Apropos of the news story “Govt’s taxi permit scheme backfires” (THT, July 29, Page 1), this is a well thought of and well-conceived scheme of extremely dubious nature. The whole exercise shows the Nepali mental capacity to blatantly exploit the loopholes in the country’s legal system. The story goes as follows. The government decides to offer taxis to 1,500 quake victims through lottery, which is a noble decision. Then it announces that there would not be any special concessions, tax relief and duty waiver. Fair enough. No monetary assistance would be provided. OK. Then it comes up with an important rider that the lottery winners can operate taxis in their home towns only. Big problem unless the lottery winners could have halted taxis and public transportation from outside the districts coming into theirs. Ownership was apparently non-transferable at the outset.
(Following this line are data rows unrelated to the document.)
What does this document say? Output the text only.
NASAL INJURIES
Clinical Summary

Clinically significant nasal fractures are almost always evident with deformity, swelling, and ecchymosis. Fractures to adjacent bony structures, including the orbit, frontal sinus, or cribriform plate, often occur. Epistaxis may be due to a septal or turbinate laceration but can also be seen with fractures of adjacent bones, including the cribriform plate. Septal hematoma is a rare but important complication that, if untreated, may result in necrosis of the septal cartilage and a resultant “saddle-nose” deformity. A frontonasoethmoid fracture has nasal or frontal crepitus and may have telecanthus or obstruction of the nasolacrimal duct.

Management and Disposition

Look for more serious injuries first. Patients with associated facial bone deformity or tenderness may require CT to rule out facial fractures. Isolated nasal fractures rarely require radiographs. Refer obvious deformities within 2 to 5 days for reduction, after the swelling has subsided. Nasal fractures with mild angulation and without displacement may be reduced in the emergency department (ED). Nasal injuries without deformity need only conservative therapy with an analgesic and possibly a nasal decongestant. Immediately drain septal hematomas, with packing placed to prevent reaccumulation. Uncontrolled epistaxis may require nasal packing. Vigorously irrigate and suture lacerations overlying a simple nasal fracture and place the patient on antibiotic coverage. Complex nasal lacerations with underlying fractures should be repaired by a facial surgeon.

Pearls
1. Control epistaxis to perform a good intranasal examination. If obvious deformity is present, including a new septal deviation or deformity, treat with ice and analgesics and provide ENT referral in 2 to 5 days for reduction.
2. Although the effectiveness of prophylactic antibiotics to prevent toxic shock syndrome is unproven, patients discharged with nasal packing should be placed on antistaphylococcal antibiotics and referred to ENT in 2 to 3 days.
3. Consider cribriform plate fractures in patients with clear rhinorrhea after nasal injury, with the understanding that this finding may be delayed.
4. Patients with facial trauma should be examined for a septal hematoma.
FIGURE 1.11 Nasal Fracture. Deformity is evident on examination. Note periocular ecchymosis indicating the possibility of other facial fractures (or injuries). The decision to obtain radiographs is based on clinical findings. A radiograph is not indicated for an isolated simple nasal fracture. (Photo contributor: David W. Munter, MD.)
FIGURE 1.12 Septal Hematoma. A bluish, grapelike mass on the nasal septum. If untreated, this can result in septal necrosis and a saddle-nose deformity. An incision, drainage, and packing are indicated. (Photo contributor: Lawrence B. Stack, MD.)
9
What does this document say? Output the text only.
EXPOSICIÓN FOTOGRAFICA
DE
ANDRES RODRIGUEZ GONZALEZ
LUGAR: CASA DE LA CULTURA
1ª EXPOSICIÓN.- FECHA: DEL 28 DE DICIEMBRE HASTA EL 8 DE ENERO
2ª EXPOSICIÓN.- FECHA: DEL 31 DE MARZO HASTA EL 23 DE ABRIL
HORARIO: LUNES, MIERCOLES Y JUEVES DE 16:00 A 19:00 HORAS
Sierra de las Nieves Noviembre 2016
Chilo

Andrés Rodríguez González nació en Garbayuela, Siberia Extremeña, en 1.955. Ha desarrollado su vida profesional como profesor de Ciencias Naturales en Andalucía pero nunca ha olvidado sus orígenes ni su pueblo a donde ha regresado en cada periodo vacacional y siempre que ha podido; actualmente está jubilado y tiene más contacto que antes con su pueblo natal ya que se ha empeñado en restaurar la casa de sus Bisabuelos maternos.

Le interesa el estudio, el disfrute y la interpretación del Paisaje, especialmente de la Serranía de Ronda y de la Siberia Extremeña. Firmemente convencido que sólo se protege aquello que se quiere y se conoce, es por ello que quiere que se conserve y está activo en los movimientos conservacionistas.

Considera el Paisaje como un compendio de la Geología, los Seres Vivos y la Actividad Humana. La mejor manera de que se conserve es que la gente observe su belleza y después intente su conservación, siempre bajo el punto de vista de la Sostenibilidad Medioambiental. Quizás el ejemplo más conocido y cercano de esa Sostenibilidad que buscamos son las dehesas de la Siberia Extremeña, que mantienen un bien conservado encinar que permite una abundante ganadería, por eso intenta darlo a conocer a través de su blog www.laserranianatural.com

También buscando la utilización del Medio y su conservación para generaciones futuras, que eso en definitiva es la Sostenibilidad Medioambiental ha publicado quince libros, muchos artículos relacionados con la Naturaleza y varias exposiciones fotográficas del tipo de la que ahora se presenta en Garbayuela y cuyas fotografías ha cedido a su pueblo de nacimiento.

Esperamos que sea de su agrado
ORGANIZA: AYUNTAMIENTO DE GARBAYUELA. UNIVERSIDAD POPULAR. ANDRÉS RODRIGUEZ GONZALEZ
Suddenly now the ownership can be transferred to people in Kathmandu, citing an important legal loophole that ‘there is no law that prohibits the acquirer of new taxis from transferring the vehicle’s ownership’. Does that mean that the taxis sold by lucky winners from Dolakha can be operated in Kathmandu now? The original owners from other districts cannot ply their prizes in Kathmandu, so how can the new ones do? This is as crooked as it can get. This is a well-planned racket to benefit from the plight of more than 150,000 quake victims. Why couldn’t the scheme have been made non-transferable or transferable to the next victim out of 150,000 from the respective districts only?

Since this was a special one-off lottery to aid the quake victims, why is it subject to the regular laws? Why weren’t the 60-year-old quake victims rejected or discouraged at the time of registration if they were not going to get bank loans? All along, the racketeers were fully in the know of the loopholes and the end result, and had conceived the taxi scam of the nature that only Nepali crooks are capable of. One more reason is that we need a Duterte in this country.

Manohar Shrestha, Kathmandu


I am writing this piece to illustrate the fact that in our country there are several self-proclaimed astrologers and most of whom even publicly declared that they have received a clairvoyance and an odylic force to tell the future of a person. I am quite susceptible for the mounting gullibility that is cementing the tens of thousands of innocent minds. It is true that the government is not acting nor the media is doing any journalistic homework to gain a great deal of headway by curbing this. Ongoing monopolistic and charlatan business is being operated before our own eyes. This kind of business doesn’t make any contribution to the nation by paying tax, nor is it making people wise enough to reason out the issue. This practice must be strongly discouraged as it makes fools of people through pseudo-science. Something needs to be done to fix this matter.